Шумную и демонстративную античекистскую акцию, санкционированную Москвой, провел в начале 1939 г. новый секретарь Новосибирского обкома Г. А. Борков. В качестве обвиняемых были избраны руководители городского отдела НКВД прокуратуры Ле-нинск-Кузнецка, которые сфабриковали дело о «контрреволюционной фашистско-террористической организации» школьников. Вскоре после своего назначения на пост секретаря Новосибирского обкома, которое состоялось в ноябре 1938 г., Борков поставил перед центром вопрос о необходимости расследовать эти «нарушения социалистической законности». Дело было поручено прокурору СССР Вышинскому, который доложил Сталину, что «никакой фашистской террористической организации среди учащихся не было». Сталин приказал организовать над виновниками фабрикации дела открытый суд, что и было сделано[917]. Подобные примеры можно продолжать.

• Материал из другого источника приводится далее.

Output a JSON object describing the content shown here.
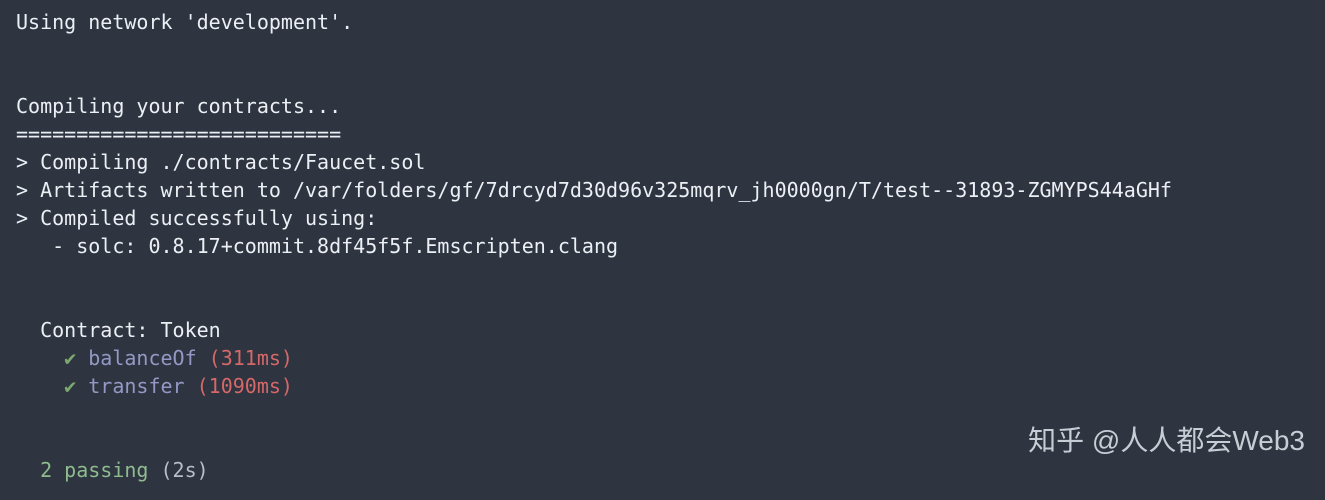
{
  "terminal": {
    "network_line": "Using network 'development'.",
    "compile_header": "Compiling your contracts...",
    "divider": "===========================",
    "compile_lines": [
      "> Compiling ./contracts/Faucet.sol",
      "> Artifacts written to /var/folders/gf/7drcyd7d30d96v325mqrv_jh0000gn/T/test--31893-ZGMYPS44aGHf",
      "> Compiled successfully using:",
      "   - solc: 0.8.17+commit.8df45f5f.Emscripten.clang"
    ],
    "contract_header": "  Contract: Token",
    "tests": [
      {
        "check": "    ✔",
        "name": " balanceOf",
        "time": " (311ms)"
      },
      {
        "check": "    ✔",
        "name": " transfer",
        "time": " (1090ms)"
      }
    ],
    "summary": {
      "count": "  2",
      "passing": " passing",
      "duration": " (2s)"
    }
  },
  "watermark": "知乎 @人人都会Web3"
}
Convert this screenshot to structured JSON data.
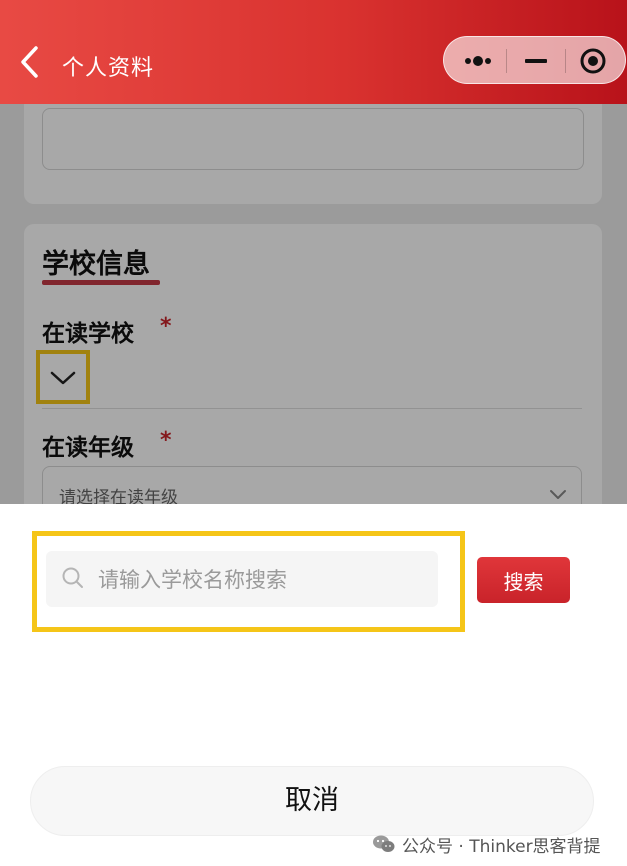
{
  "header": {
    "title": "个人资料",
    "colors": {
      "start": "#e84a44",
      "end": "#b8121a"
    }
  },
  "capsule": {
    "more_icon": "more-dots-icon",
    "minimize_icon": "minimize-icon",
    "close_icon": "target-circle-icon"
  },
  "page": {
    "school_section": {
      "title": "学校信息",
      "school_label": "在读学校",
      "school_required": "*",
      "grade_label": "在读年级",
      "grade_required": "*",
      "grade_placeholder": "请选择在读年级"
    }
  },
  "sheet": {
    "search": {
      "placeholder": "请输入学校名称搜索",
      "value": "",
      "button_label": "搜索"
    },
    "cancel_label": "取消"
  },
  "watermark": {
    "text": "公众号 · Thinker思客背提"
  },
  "colors": {
    "accent": "#d9322f",
    "highlight": "#f5c518",
    "required": "#c9252b"
  }
}
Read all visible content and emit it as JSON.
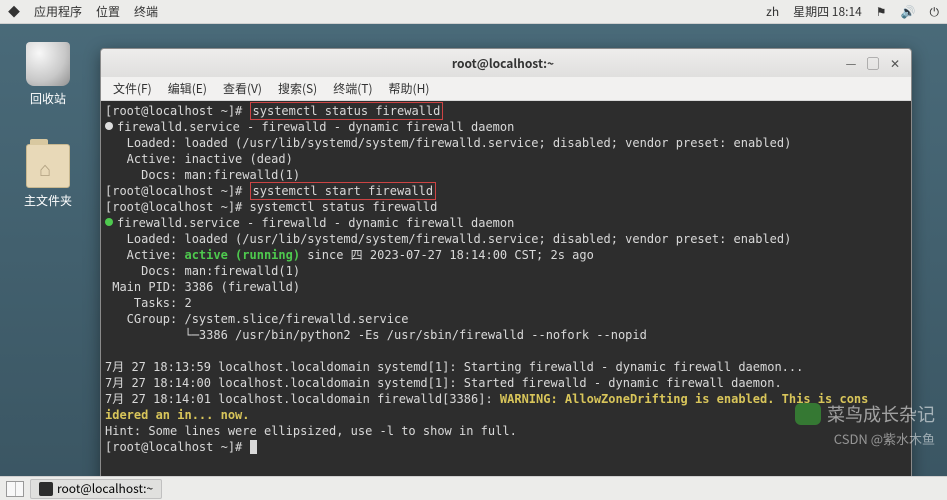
{
  "top_panel": {
    "apps": "应用程序",
    "places": "位置",
    "terminal": "终端",
    "lang": "zh",
    "date": "星期四 18:14"
  },
  "desktop": {
    "trash": "回收站",
    "home": "主文件夹"
  },
  "window": {
    "title": "root@localhost:~",
    "menu": {
      "file": "文件(F)",
      "edit": "编辑(E)",
      "view": "查看(V)",
      "search": "搜索(S)",
      "terminal": "终端(T)",
      "help": "帮助(H)"
    }
  },
  "term": {
    "prompt": "[root@localhost ~]#",
    "cmd_status": "systemctl status firewalld",
    "cmd_start": "systemctl start firewalld",
    "svc_line": "firewalld.service - firewalld - dynamic firewall daemon",
    "loaded": "   Loaded: loaded (/usr/lib/systemd/system/firewalld.service; disabled; vendor preset: enabled)",
    "inactive": "   Active: inactive (dead)",
    "active_pre": "   Active: ",
    "active_val": "active (running)",
    "active_post": " since 四 2023-07-27 18:14:00 CST; 2s ago",
    "docs": "     Docs: man:firewalld(1)",
    "pid": " Main PID: 3386 (firewalld)",
    "tasks": "    Tasks: 2",
    "cgroup1": "   CGroup: /system.slice/firewalld.service",
    "cgroup2": "           └─3386 /usr/bin/python2 -Es /usr/sbin/firewalld --nofork --nopid",
    "log1": "7月 27 18:13:59 localhost.localdomain systemd[1]: Starting firewalld - dynamic firewall daemon...",
    "log2": "7月 27 18:14:00 localhost.localdomain systemd[1]: Started firewalld - dynamic firewall daemon.",
    "log3a": "7月 27 18:14:01 localhost.localdomain firewalld[3386]: ",
    "log3b": "WARNING: AllowZoneDrifting is enabled. This is cons",
    "log3c": "idered an in... now.",
    "hint": "Hint: Some lines were ellipsized, use -l to show in full."
  },
  "taskbar": {
    "task": "root@localhost:~"
  },
  "watermark": {
    "l1": "菜鸟成长杂记",
    "l2": "CSDN @紫水木鱼"
  }
}
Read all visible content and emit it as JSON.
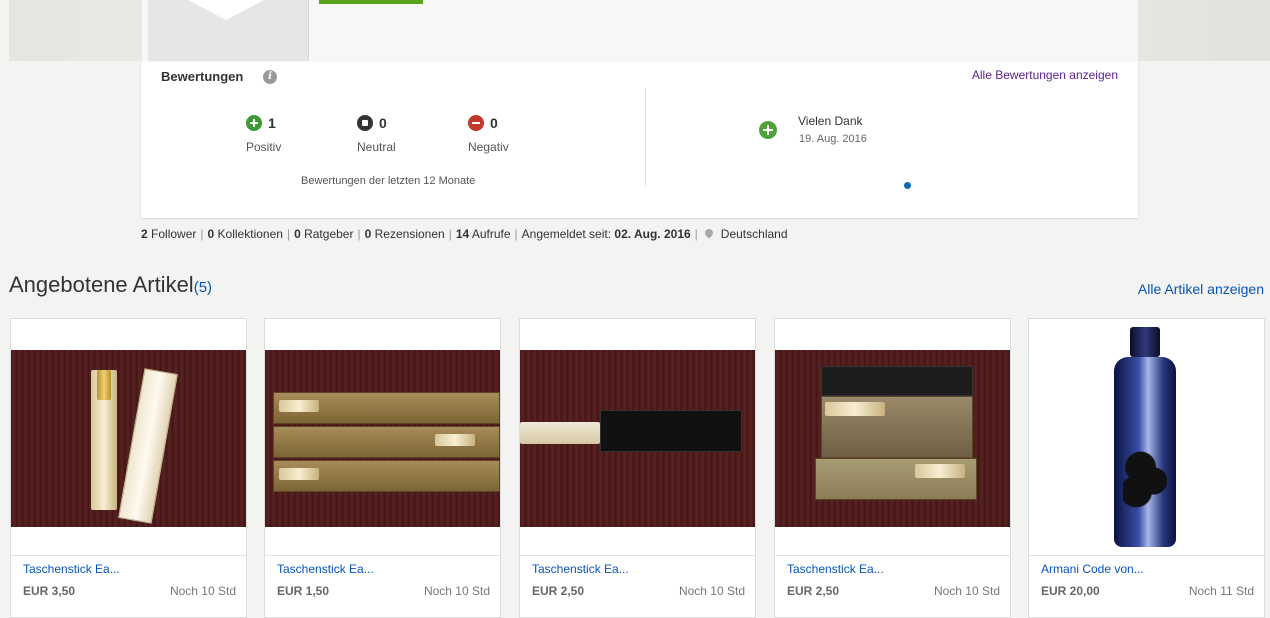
{
  "feedback": {
    "title": "Bewertungen",
    "all_link": "Alle Bewertungen anzeigen",
    "positive": {
      "count": "1",
      "label": "Positiv"
    },
    "neutral": {
      "count": "0",
      "label": "Neutral"
    },
    "negative": {
      "count": "0",
      "label": "Negativ"
    },
    "period": "Bewertungen der letzten 12 Monate",
    "latest": {
      "text": "Vielen Dank",
      "date": "19. Aug. 2016"
    }
  },
  "stats": {
    "followers": "2",
    "followers_label": "Follower",
    "collections": "0",
    "collections_label": "Kollektionen",
    "guides": "0",
    "guides_label": "Ratgeber",
    "reviews": "0",
    "reviews_label": "Rezensionen",
    "views": "14",
    "views_label": "Aufrufe",
    "member_since_label": "Angemeldet seit:",
    "member_since": "02. Aug. 2016",
    "country": "Deutschland"
  },
  "listings": {
    "title": "Angebotene Artikel",
    "count": "(5)",
    "all_link": "Alle Artikel anzeigen",
    "items": [
      {
        "title": "Taschenstick Ea...",
        "price": "EUR 3,50",
        "time": "Noch 10 Std"
      },
      {
        "title": "Taschenstick Ea...",
        "price": "EUR 1,50",
        "time": "Noch 10 Std"
      },
      {
        "title": "Taschenstick Ea...",
        "price": "EUR 2,50",
        "time": "Noch 10 Std"
      },
      {
        "title": "Taschenstick Ea...",
        "price": "EUR 2,50",
        "time": "Noch 10 Std"
      },
      {
        "title": "Armani Code von...",
        "price": "EUR 20,00",
        "time": "Noch 11 Std"
      }
    ]
  },
  "icons": {
    "info": "info-icon",
    "positive": "plus-circle-icon",
    "neutral": "square-circle-icon",
    "negative": "minus-circle-icon",
    "location": "location-pin-icon"
  },
  "colors": {
    "link": "#0654ba",
    "positive": "#3d9b35",
    "negative": "#c0392b",
    "visited_link": "#5a1f8b"
  }
}
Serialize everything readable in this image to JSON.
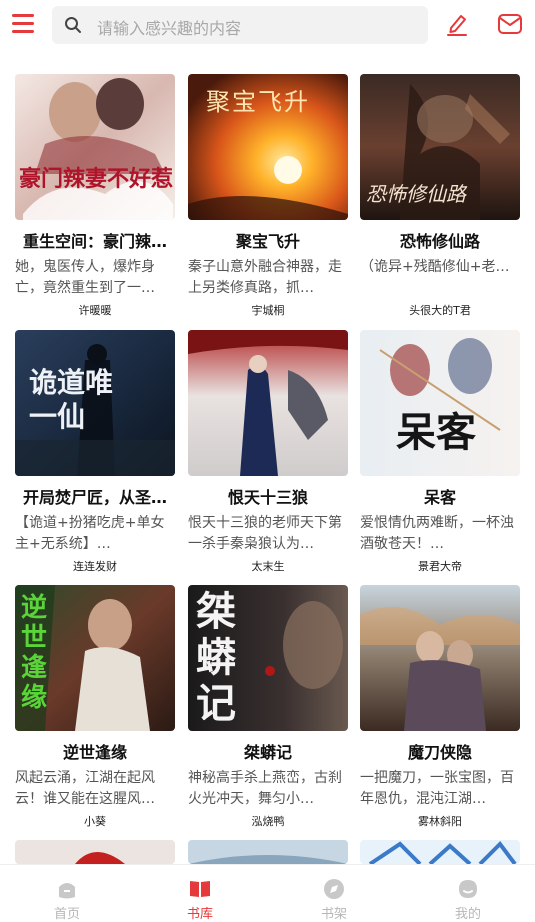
{
  "accent_color": "#e5393b",
  "header": {
    "menu_icon": "menu-icon",
    "search_placeholder": "请输入感兴趣的内容",
    "edit_icon": "edit-icon",
    "mail_icon": "mail-icon"
  },
  "books": [
    {
      "cover_title": "豪门辣妻不好惹",
      "title": "重生空间：豪门辣…",
      "desc": "她，鬼医传人，爆炸身亡，竟然重生到了一…",
      "author": "许暖暖"
    },
    {
      "cover_title": "聚宝飞升",
      "title": "聚宝飞升",
      "desc": "秦子山意外融合神器，走上另类修真路，抓…",
      "author": "宇城桐"
    },
    {
      "cover_title": "恐怖修仙路",
      "title": "恐怖修仙路",
      "desc": "（诡异+残酷修仙+老…",
      "author": "头很大的T君"
    },
    {
      "cover_title": "诡道唯一仙",
      "title": "开局焚尸匠，从圣…",
      "desc": "【诡道+扮猪吃虎+单女主+无系统】…",
      "author": "连连发财"
    },
    {
      "cover_title": "",
      "title": "恨天十三狼",
      "desc": "恨天十三狼的老师天下第一杀手秦枭狼认为…",
      "author": "太末生"
    },
    {
      "cover_title": "呆客",
      "title": "呆客",
      "desc": "爱恨情仇两难断，一杯浊酒敬苍天！…",
      "author": "景君大帝"
    },
    {
      "cover_title": "逆世逢缘",
      "title": "逆世逢缘",
      "desc": "风起云涌，江湖在起风云！谁又能在这腥风…",
      "author": "小葵"
    },
    {
      "cover_title": "桀蟒记",
      "title": "桀蟒记",
      "desc": "神秘高手杀上燕峦，古刹火光冲天，舞匀小…",
      "author": "泓烧鸭"
    },
    {
      "cover_title": "",
      "title": "魔刀侠隐",
      "desc": "一把魔刀，一张宝图，百年恩仇，混沌江湖…",
      "author": "雾林斜阳"
    }
  ],
  "tabs": [
    {
      "label": "首页",
      "icon": "home-icon",
      "active": false
    },
    {
      "label": "书库",
      "icon": "library-icon",
      "active": true
    },
    {
      "label": "书架",
      "icon": "bookshelf-icon",
      "active": false
    },
    {
      "label": "我的",
      "icon": "profile-icon",
      "active": false
    }
  ]
}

Разоблачения преступлений сотрудников НКВД при активном участии партийного аппарата принимало однако столь значительные размеры, что ставило это ведомство под угрозу полной дезорганизации. Отражением этой опасности были встречные жалобы в Москву, которые поступали от отчаявшихся и запуганных чекистов. Их аргументы были типичными и вполне ожидаемыми. Они писали о том, что лишь выполняли приказы, в том числе при применении пыток. Чекисты сообщали о тяжелых настроениях в органах НКВД, о массовых ожиданиях арестов, самоубийствах на этой почве и т. д.[918] Осознавая, что массовое применение пыток и фальсификаций ставило под удар практически каждого сотрудника НКВД, Сталин решился на крайнюю меру. 10 января 1939 г. за его подписью секретарям обкомов, крайкомов, нацкомпартий, начальникам управлений НКВД и наркомам республиканских наркоматов внутренних дел была направлена шифрованная телеграмма, в которой говорилось: «ЦК ВКП стало известно, что секретари обкомов-крайкомов, проверяя работников УНКВД, ставят им в вину применение физического воздействия к арестованным как нечто преступное. ЦК ВКП разъясняет, что применение физического воздействия в практике НКВД было допущено с 1937 года с разрешения ЦК ВКП […] Известно, что все буржуазные разведки применяют физическое воздействие в отношении представителей социалистического пролетариата и притом применяют его в самых безобразных формах. Спрашивается, почему социалистическая разведка должна быть более гуманна в отношении заядлых агентов буржуазии, заклятых врагов рабочего класса и колхозников. ЦК ВКП считает, что метод физического воздействия должен обязательно применяться и впредь, в виде исключения, в отношении явных и неразоружающихся врагов народа как совершенно правильный и целесообразный метод»[919].